There is absolutely no evidence put forward in Guardian pieces like this in support of the pursuit of an even more egalitarian society, no examination of the actual consequences of wealth disparities and no recognition that social breakdown, as perceived by the writer, has developed in a period of increasing egalitarianism. Instead, there's just wittering like this:
... no one ever feels quite rich enough. This feeds a "need" for yet more economic expansion. But this is the very mechanism that leaves millions of people stranded on the desolate margins.
Dependency culture, generations within certain families who have never even contemplated trying to get a job, is what leaves people on the margins - and this is a culture that has been legislated into existence by egalitarians. What is depicted as endless dissatisfaction with one's lot is in reality a society composed of people who are trying to build better lives for their families but who go home in the evening and watch TV. Innovation and imagination is mutated into "a need for yet more economic expansion". It's dishonest, blind, drivel.

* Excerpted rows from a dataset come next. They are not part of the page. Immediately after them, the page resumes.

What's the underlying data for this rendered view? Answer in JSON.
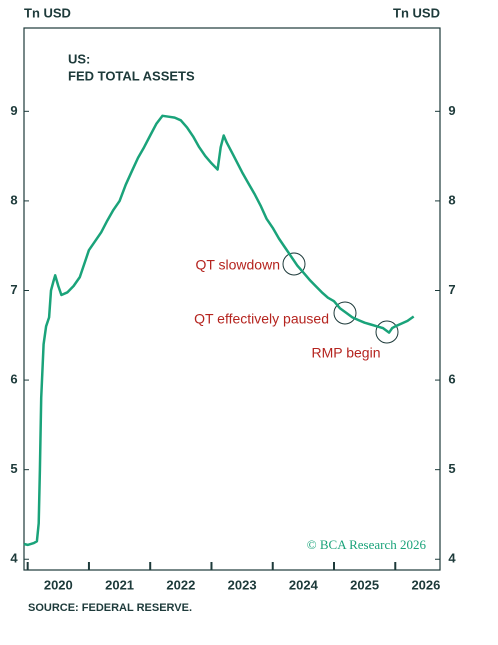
{
  "chart_data": {
    "type": "line",
    "title": "US:",
    "subtitle": "FED TOTAL ASSETS",
    "y_label_left": "Tn USD",
    "y_label_right": "Tn USD",
    "source": "SOURCE: FEDERAL RESERVE.",
    "copyright": "© BCA Research 2026",
    "annotations": [
      "QT slowdown",
      "QT effectively paused",
      "RMP begin"
    ],
    "xlim": [
      2019.94,
      2026.73
    ],
    "xticks": [
      {
        "value": 2020.5,
        "label": "2020"
      },
      {
        "value": 2021.5,
        "label": "2021"
      },
      {
        "value": 2022.5,
        "label": "2022"
      },
      {
        "value": 2023.5,
        "label": "2023"
      },
      {
        "value": 2024.5,
        "label": "2024"
      },
      {
        "value": 2025.5,
        "label": "2025"
      },
      {
        "value": 2026.5,
        "label": "2026"
      }
    ],
    "xtick_marks": [
      2020,
      2021,
      2022,
      2023,
      2024,
      2025,
      2026
    ],
    "ylim": [
      3.88,
      9.93
    ],
    "yticks": [
      4,
      5,
      6,
      7,
      8,
      9
    ],
    "series": [
      {
        "name": "Fed total assets",
        "color": "#1aa37a",
        "x": [
          2019.94,
          2020.0,
          2020.1,
          2020.15,
          2020.18,
          2020.2,
          2020.22,
          2020.26,
          2020.3,
          2020.35,
          2020.38,
          2020.42,
          2020.45,
          2020.5,
          2020.55,
          2020.65,
          2020.75,
          2020.85,
          2020.95,
          2021.0,
          2021.1,
          2021.2,
          2021.3,
          2021.4,
          2021.5,
          2021.6,
          2021.7,
          2021.8,
          2021.9,
          2022.0,
          2022.1,
          2022.2,
          2022.3,
          2022.4,
          2022.5,
          2022.6,
          2022.7,
          2022.8,
          2022.9,
          2023.0,
          2023.1,
          2023.15,
          2023.2,
          2023.25,
          2023.35,
          2023.5,
          2023.6,
          2023.7,
          2023.8,
          2023.9,
          2024.0,
          2024.1,
          2024.2,
          2024.3,
          2024.4,
          2024.5,
          2024.6,
          2024.7,
          2024.8,
          2024.9,
          2025.0,
          2025.1,
          2025.2,
          2025.3,
          2025.4,
          2025.5,
          2025.6,
          2025.7,
          2025.8,
          2025.9,
          2025.95,
          2026.0,
          2026.1,
          2026.2,
          2026.3
        ],
        "values": [
          4.17,
          4.16,
          4.18,
          4.2,
          4.4,
          5.0,
          5.8,
          6.4,
          6.6,
          6.7,
          7.0,
          7.1,
          7.17,
          7.05,
          6.95,
          6.98,
          7.05,
          7.15,
          7.35,
          7.45,
          7.55,
          7.65,
          7.78,
          7.9,
          8.0,
          8.18,
          8.33,
          8.48,
          8.6,
          8.73,
          8.86,
          8.95,
          8.94,
          8.93,
          8.9,
          8.82,
          8.72,
          8.6,
          8.5,
          8.42,
          8.35,
          8.6,
          8.73,
          8.65,
          8.52,
          8.32,
          8.2,
          8.08,
          7.95,
          7.8,
          7.7,
          7.58,
          7.48,
          7.38,
          7.28,
          7.2,
          7.12,
          7.05,
          6.98,
          6.92,
          6.88,
          6.8,
          6.75,
          6.7,
          6.67,
          6.64,
          6.62,
          6.6,
          6.58,
          6.53,
          6.58,
          6.6,
          6.63,
          6.66,
          6.71
        ]
      }
    ]
  }
}
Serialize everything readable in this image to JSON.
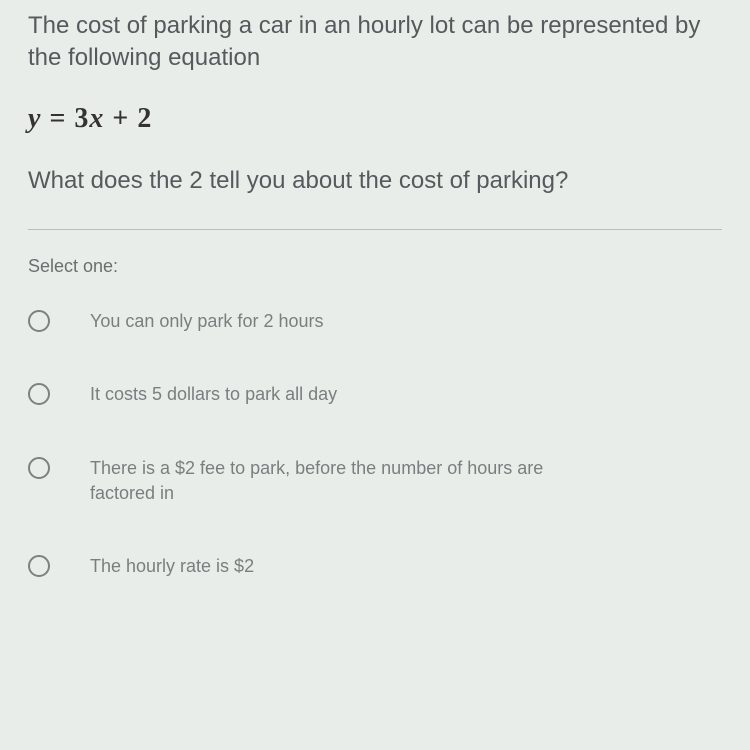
{
  "question": {
    "intro": "The cost of parking a car in an hourly lot can be represented by the following equation",
    "equation_y": "y",
    "equation_eq": " = ",
    "equation_coef": "3",
    "equation_x": "x",
    "equation_plus": " + 2",
    "followup": "What does the 2 tell you about the cost of parking?"
  },
  "select_label": "Select one:",
  "options": [
    {
      "text": "You can only park for 2 hours"
    },
    {
      "text": "It costs 5 dollars to park all day"
    },
    {
      "text": "There is a $2 fee to park, before the number of hours are factored in"
    },
    {
      "text": "The hourly rate is $2"
    }
  ],
  "styling": {
    "background_color": "#e8edea",
    "question_color": "#555a5c",
    "option_color": "#7a7e7f",
    "radio_border": "#7d8182",
    "divider_color": "#b8bebb",
    "question_fontsize": 24,
    "option_fontsize": 18,
    "equation_fontsize": 28
  }
}
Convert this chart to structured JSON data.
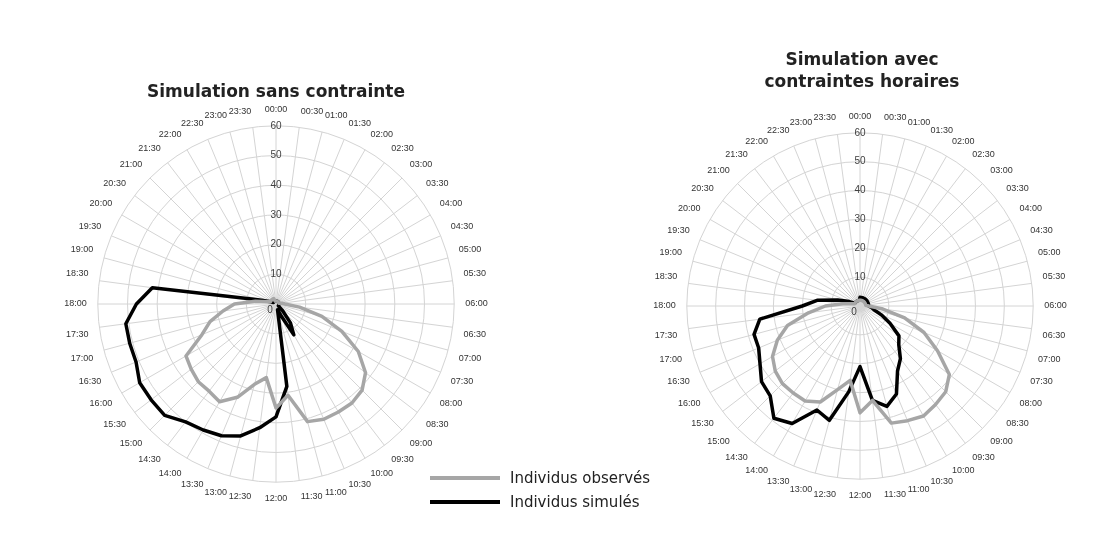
{
  "chart_data": [
    {
      "type": "radar",
      "title": "Simulation sans contrainte",
      "categories": [
        "00:00",
        "00:30",
        "01:00",
        "01:30",
        "02:00",
        "02:30",
        "03:00",
        "03:30",
        "04:00",
        "04:30",
        "05:00",
        "05:30",
        "06:00",
        "06:30",
        "07:00",
        "07:30",
        "08:00",
        "08:30",
        "09:00",
        "09:30",
        "10:00",
        "10:30",
        "11:00",
        "11:30",
        "12:00",
        "12:30",
        "13:00",
        "13:30",
        "14:00",
        "14:30",
        "15:00",
        "15:30",
        "16:00",
        "16:30",
        "17:00",
        "17:30",
        "18:00",
        "18:30",
        "19:00",
        "19:30",
        "20:00",
        "20:30",
        "21:00",
        "21:30",
        "22:00",
        "22:30",
        "23:00",
        "23:30"
      ],
      "series": [
        {
          "name": "Individus observés",
          "color": "#a6a6a6",
          "values": [
            1,
            1,
            1,
            1,
            1,
            1,
            1,
            1,
            1,
            1,
            1,
            2,
            3,
            8,
            16,
            24,
            32,
            38,
            41,
            42,
            42,
            42,
            41,
            31,
            35,
            25,
            28,
            34,
            38,
            37,
            37,
            36,
            35,
            27,
            23,
            18,
            14,
            7,
            3,
            2,
            2,
            2,
            2,
            2,
            2,
            2,
            1,
            1
          ]
        },
        {
          "name": "Individus simulés",
          "color": "#000000",
          "values": [
            1,
            1,
            1,
            1,
            1,
            1,
            1,
            1,
            1,
            1,
            1,
            1,
            1,
            1,
            1,
            1,
            1,
            1,
            3,
            8,
            12,
            4,
            2,
            28,
            38,
            42,
            46,
            48,
            49,
            50,
            53,
            53,
            53,
            51,
            51,
            51,
            47,
            42,
            5,
            2,
            1,
            1,
            1,
            1,
            1,
            1,
            1,
            1
          ]
        }
      ],
      "ylim": [
        0,
        60
      ],
      "yticks": [
        0,
        10,
        20,
        30,
        40,
        50,
        60
      ],
      "grid": true,
      "legend": "bottom right"
    },
    {
      "type": "radar",
      "title": "Simulation avec contraintes horaires",
      "categories": [
        "00:00",
        "00:30",
        "01:00",
        "01:30",
        "02:00",
        "02:30",
        "03:00",
        "03:30",
        "04:00",
        "04:30",
        "05:00",
        "05:30",
        "06:00",
        "06:30",
        "07:00",
        "07:30",
        "08:00",
        "08:30",
        "09:00",
        "09:30",
        "10:00",
        "10:30",
        "11:00",
        "11:30",
        "12:00",
        "12:30",
        "13:00",
        "13:30",
        "14:00",
        "14:30",
        "15:00",
        "15:30",
        "16:00",
        "16:30",
        "17:00",
        "17:30",
        "18:00",
        "18:30",
        "19:00",
        "19:30",
        "20:00",
        "20:30",
        "21:00",
        "21:30",
        "22:00",
        "22:30",
        "23:00",
        "23:30"
      ],
      "series": [
        {
          "color": "#a6a6a6",
          "values": [
            2,
            2,
            2,
            2,
            2,
            2,
            2,
            2,
            2,
            2,
            2,
            2,
            3,
            8,
            16,
            24,
            31,
            39,
            42,
            43,
            44,
            43,
            42,
            33,
            37,
            26,
            30,
            36,
            38,
            38,
            38,
            37,
            35,
            31,
            26,
            18,
            12,
            6,
            3,
            2,
            2,
            2,
            2,
            2,
            2,
            2,
            2,
            2
          ]
        },
        {
          "color": "#000000",
          "values": [
            3,
            3,
            3,
            3,
            3,
            3,
            3,
            3,
            3,
            3,
            3,
            3,
            3,
            4,
            5,
            8,
            12,
            17,
            19,
            23,
            26,
            33,
            36,
            33,
            21,
            30,
            41,
            39,
            47,
            49,
            44,
            43,
            40,
            38,
            38,
            35,
            20,
            15,
            8,
            4,
            2,
            2,
            2,
            2,
            2,
            2,
            2,
            2
          ]
        }
      ],
      "ylim": [
        0,
        60
      ],
      "yticks": [
        0,
        10,
        20,
        30,
        40,
        50,
        60
      ],
      "grid": true
    }
  ]
}
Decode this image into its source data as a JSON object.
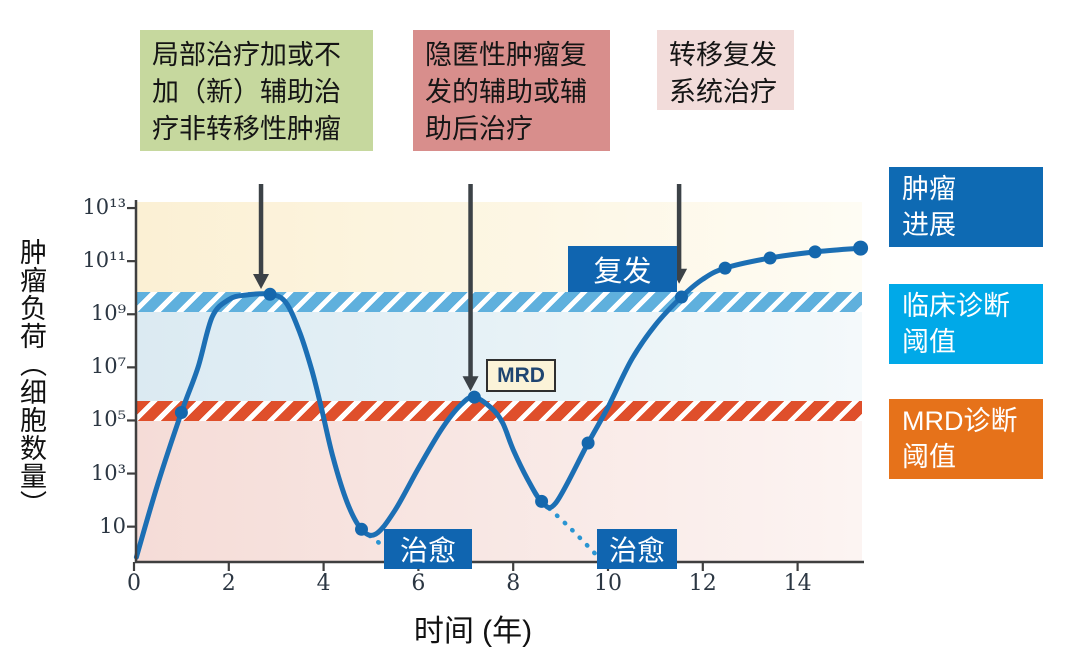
{
  "figure": {
    "x_axis_label": "时间 (年)",
    "y_axis_label": "肿瘤负荷（细胞数量）",
    "y_ticks": [
      "10¹³",
      "10¹¹",
      "10⁹",
      "10⁷",
      "10⁵",
      "10³",
      "10"
    ],
    "x_ticks": [
      "0",
      "2",
      "4",
      "6",
      "8",
      "10",
      "12",
      "14"
    ]
  },
  "top_boxes": [
    {
      "name": "local-therapy",
      "text": "局部治疗加或不\n加（新）辅助治\n疗非转移性肿瘤",
      "bg": "#c6d89e"
    },
    {
      "name": "occult-relapse-therapy",
      "text": "隐匿性肿瘤复\n发的辅助或辅\n助后治疗",
      "bg": "#d88e8c"
    },
    {
      "name": "metastatic-relapse-therapy",
      "text": "转移复发\n系统治疗",
      "bg": "#f2dcda"
    }
  ],
  "labels": {
    "mrd": "MRD",
    "relapse": "复发",
    "cure": "治愈"
  },
  "legend": [
    {
      "label": "肿瘤\n进展",
      "bg": "#0e6ab3"
    },
    {
      "label": "临床诊断\n阈值",
      "bg": "#00a9e8"
    },
    {
      "label": "MRD诊断\n阈值",
      "bg": "#e6721a"
    }
  ],
  "colors": {
    "curve": "#1c6fb4",
    "marker": "#1467ad",
    "dashed_cure": "#2a95d2",
    "clinical_stripe": "#5fb0dd",
    "mrd_stripe": "#df4f2b",
    "blue_label_bg": "#1065b0",
    "arrow": "#3c4247",
    "axis": "#3f3f3f"
  },
  "chart_data": {
    "type": "line",
    "xlabel": "时间 (年)",
    "ylabel": "肿瘤负荷（细胞数量）",
    "x_range": [
      0,
      15.5
    ],
    "y_scale": "log10(cells)",
    "y_tick_exponents": [
      13,
      11,
      9,
      7,
      5,
      3,
      1
    ],
    "x_tick_years": [
      0,
      2,
      4,
      6,
      8,
      10,
      12,
      14
    ],
    "clinical_threshold_log": 9.5,
    "mrd_threshold_log": 5.45,
    "marked_points_log": [
      [
        1.0,
        5.3
      ],
      [
        2.87,
        9.75
      ],
      [
        4.8,
        0.9
      ],
      [
        7.18,
        5.88
      ],
      [
        8.6,
        1.95
      ],
      [
        9.58,
        4.15
      ],
      [
        11.55,
        9.65
      ],
      [
        12.47,
        10.74
      ],
      [
        13.42,
        11.12
      ],
      [
        14.37,
        11.35
      ],
      [
        15.33,
        11.49
      ]
    ],
    "curve_trace_log": [
      [
        0.05,
        -0.15
      ],
      [
        0.5,
        2.6
      ],
      [
        1.0,
        5.3
      ],
      [
        1.35,
        7.0
      ],
      [
        1.65,
        8.9
      ],
      [
        2.0,
        9.55
      ],
      [
        2.35,
        9.72
      ],
      [
        2.87,
        9.75
      ],
      [
        3.2,
        9.45
      ],
      [
        3.5,
        8.3
      ],
      [
        3.75,
        6.9
      ],
      [
        3.95,
        5.5
      ],
      [
        4.2,
        3.6
      ],
      [
        4.5,
        1.9
      ],
      [
        4.8,
        0.9
      ],
      [
        5.1,
        0.72
      ],
      [
        5.5,
        1.6
      ],
      [
        6.0,
        3.2
      ],
      [
        6.5,
        4.7
      ],
      [
        6.9,
        5.6
      ],
      [
        7.18,
        5.88
      ],
      [
        7.55,
        5.45
      ],
      [
        7.78,
        4.9
      ],
      [
        8.0,
        3.9
      ],
      [
        8.3,
        2.8
      ],
      [
        8.6,
        1.95
      ],
      [
        8.9,
        1.9
      ],
      [
        9.58,
        4.15
      ],
      [
        10.0,
        5.5
      ],
      [
        10.5,
        7.3
      ],
      [
        11.0,
        8.6
      ],
      [
        11.55,
        9.65
      ],
      [
        12.0,
        10.32
      ],
      [
        12.47,
        10.74
      ],
      [
        13.42,
        11.12
      ],
      [
        14.37,
        11.35
      ],
      [
        15.33,
        11.49
      ]
    ],
    "cure_dashed_log": [
      [
        [
          4.8,
          0.9
        ],
        [
          5.2,
          0.35
        ],
        [
          5.6,
          -0.15
        ]
      ],
      [
        [
          8.6,
          1.95
        ],
        [
          9.2,
          0.95
        ],
        [
          9.8,
          -0.15
        ]
      ]
    ],
    "treatment_arrows": [
      {
        "x_year": 2.68,
        "tip_log": 9.95
      },
      {
        "x_year": 7.1,
        "tip_log": 6.1
      },
      {
        "x_year": 11.5,
        "tip_log": 10.15
      }
    ],
    "legend_entries": [
      "肿瘤进展",
      "临床诊断阈值",
      "MRD诊断阈值"
    ],
    "grid": false
  }
}
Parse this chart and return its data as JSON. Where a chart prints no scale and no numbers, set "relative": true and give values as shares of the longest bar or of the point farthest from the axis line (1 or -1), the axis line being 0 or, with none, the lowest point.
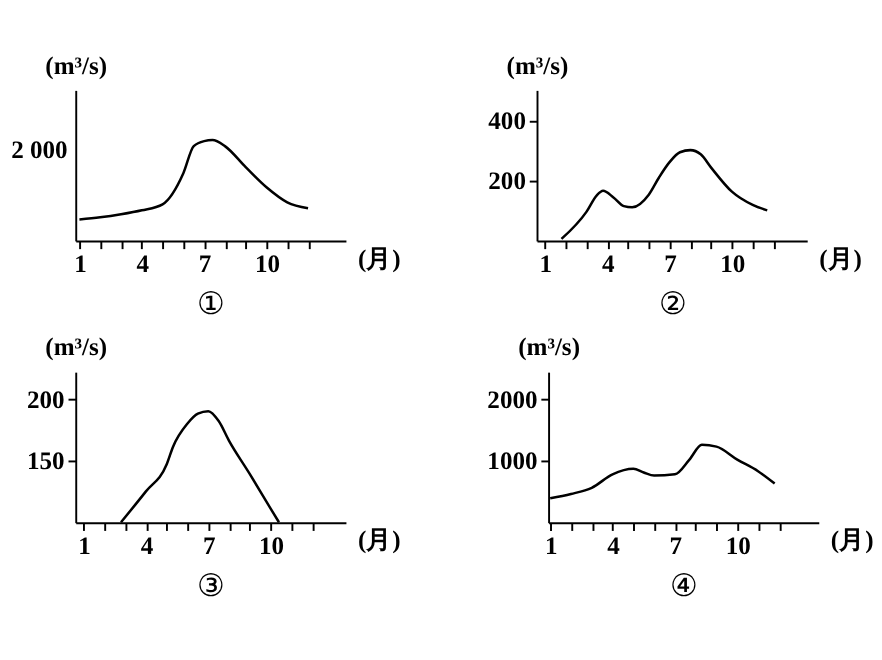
{
  "chart_data": [
    {
      "type": "line",
      "title": "①",
      "xlabel": "(月)",
      "ylabel": "(m³/s)",
      "relative": true,
      "color": "#000000",
      "x": [
        1,
        2,
        3,
        4,
        5,
        6,
        6.5,
        7,
        7.4,
        8,
        9,
        10,
        11,
        12
      ],
      "values": [
        0.21,
        0.23,
        0.26,
        0.3,
        0.36,
        0.67,
        0.94,
        0.99,
        1.0,
        0.94,
        0.73,
        0.53,
        0.38,
        0.32
      ],
      "xlim": [
        0.8,
        13.8
      ],
      "annotations": [
        "2 000"
      ],
      "xticks": [
        1,
        {
          "value": 2,
          "label": null
        },
        {
          "value": 3,
          "label": null
        },
        4,
        {
          "value": 5,
          "label": null
        },
        {
          "value": 6,
          "label": null
        },
        7,
        {
          "value": 8,
          "label": null
        },
        {
          "value": 9,
          "label": null
        },
        10,
        {
          "value": 11,
          "label": null
        },
        {
          "value": 12,
          "label": null
        }
      ],
      "tick_labels": "x"
    },
    {
      "type": "line",
      "title": "②",
      "xlabel": "(月)",
      "ylabel": "(m³/s)",
      "color": "#000000",
      "x": [
        1.8,
        3,
        3.5,
        3.8,
        4.3,
        4.8,
        5.2,
        6,
        6.5,
        7,
        7.5,
        8,
        8.5,
        9,
        10,
        11,
        11.7
      ],
      "values": [
        5,
        95,
        150,
        165,
        143,
        114,
        110,
        152,
        210,
        260,
        293,
        300,
        286,
        242,
        162,
        118,
        100
      ],
      "xlim": [
        0.6,
        13.6
      ],
      "ylim": [
        0,
        500
      ],
      "xticks": [
        1,
        {
          "value": 2,
          "label": null
        },
        {
          "value": 3,
          "label": null
        },
        4,
        {
          "value": 5,
          "label": null
        },
        {
          "value": 6,
          "label": null
        },
        7,
        {
          "value": 8,
          "label": null
        },
        {
          "value": 9,
          "label": null
        },
        10,
        {
          "value": 11,
          "label": null
        },
        {
          "value": 12,
          "label": null
        }
      ],
      "yticks": [
        200,
        400
      ]
    },
    {
      "type": "line",
      "title": "③",
      "xlabel": "(月)",
      "ylabel": "(m³/s)",
      "color": "#000000",
      "x": [
        2.8,
        4,
        5,
        5.3,
        6,
        6.5,
        7,
        7.5,
        8,
        9,
        10,
        10.4
      ],
      "values": [
        100,
        125,
        147,
        161,
        180,
        188,
        190,
        182,
        166,
        139,
        111,
        100
      ],
      "xlim": [
        0.6,
        13.6
      ],
      "ylim": [
        100,
        222
      ],
      "xticks": [
        1,
        {
          "value": 2,
          "label": null
        },
        {
          "value": 3,
          "label": null
        },
        4,
        {
          "value": 5,
          "label": null
        },
        {
          "value": 6,
          "label": null
        },
        7,
        {
          "value": 8,
          "label": null
        },
        {
          "value": 9,
          "label": null
        },
        10,
        {
          "value": 11,
          "label": null
        },
        {
          "value": 12,
          "label": null
        }
      ],
      "yticks": [
        150,
        200
      ]
    },
    {
      "type": "line",
      "title": "④",
      "xlabel": "(月)",
      "ylabel": "(m³/s)",
      "color": "#000000",
      "x": [
        1,
        2,
        3,
        4,
        5,
        5.5,
        6,
        7,
        7.7,
        8.3,
        9,
        10,
        11,
        11.8
      ],
      "values": [
        390,
        460,
        560,
        780,
        870,
        810,
        760,
        780,
        1020,
        1260,
        1230,
        1020,
        830,
        630
      ],
      "xlim": [
        0.9,
        13.9
      ],
      "ylim": [
        0,
        2450
      ],
      "xticks": [
        1,
        {
          "value": 2,
          "label": null
        },
        {
          "value": 3,
          "label": null
        },
        4,
        {
          "value": 5,
          "label": null
        },
        {
          "value": 6,
          "label": null
        },
        7,
        {
          "value": 8,
          "label": null
        },
        {
          "value": 9,
          "label": null
        },
        10,
        {
          "value": 11,
          "label": null
        },
        {
          "value": 12,
          "label": null
        }
      ],
      "yticks": [
        1000,
        2000
      ]
    }
  ]
}
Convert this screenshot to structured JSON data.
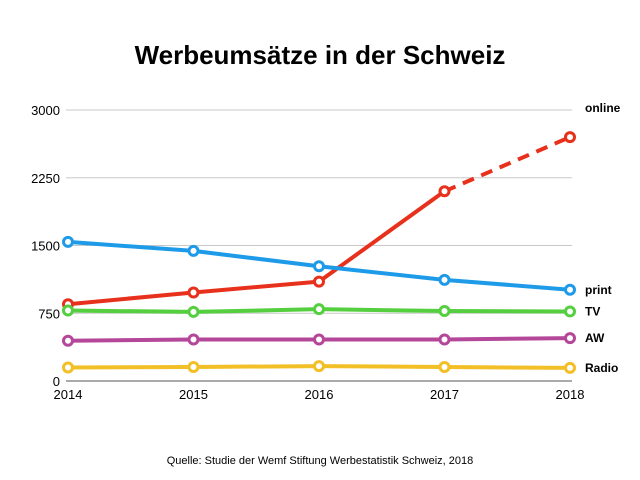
{
  "chart_data": {
    "type": "line",
    "title": "Werbeumsätze in der Schweiz",
    "xlabel": "",
    "ylabel": "",
    "x": [
      "2014",
      "2015",
      "2016",
      "2017",
      "2018"
    ],
    "ylim": [
      0,
      3000
    ],
    "yticks": [
      "0",
      "750",
      "1500",
      "2250",
      "3000"
    ],
    "grid": true,
    "series": [
      {
        "name": "online",
        "color": "#e8311c",
        "values": [
          850,
          980,
          1100,
          2100,
          2700
        ],
        "dashed_from_index": 3
      },
      {
        "name": "print",
        "color": "#1e9be8",
        "values": [
          1540,
          1440,
          1270,
          1120,
          1010
        ]
      },
      {
        "name": "TV",
        "color": "#55cf3f",
        "values": [
          780,
          765,
          795,
          775,
          770
        ]
      },
      {
        "name": "AW",
        "color": "#b5479a",
        "values": [
          445,
          460,
          460,
          460,
          475
        ]
      },
      {
        "name": "Radio",
        "color": "#f2bf26",
        "values": [
          150,
          155,
          165,
          155,
          145
        ]
      }
    ],
    "source": "Quelle: Studie der Wemf Stiftung Werbestatistik Schweiz, 2018"
  }
}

When, after half a century of egalitarian policies, an egalitarian commentator blames social changes on a lack of egalitarianism, there is a temptation to mock - to ridicule them for calling for a bigger, better dead horse to flog - a whole team of dead horses.

But actually, what is happening here isn't at all amusing. These people are willing to step over the bodies of any number of dead children in dogmatic pursuit of the very policies which, if they haven't actually done the killing, have certainly accompanied to a striking degree the social breakdown in which it is taking place.

1 comment:

Anonymous said...

We moved our daughter to a private school so that she could get a schooling as good as we had both had free. So did friends along the road - and he was a policy adviser to the Labour Party.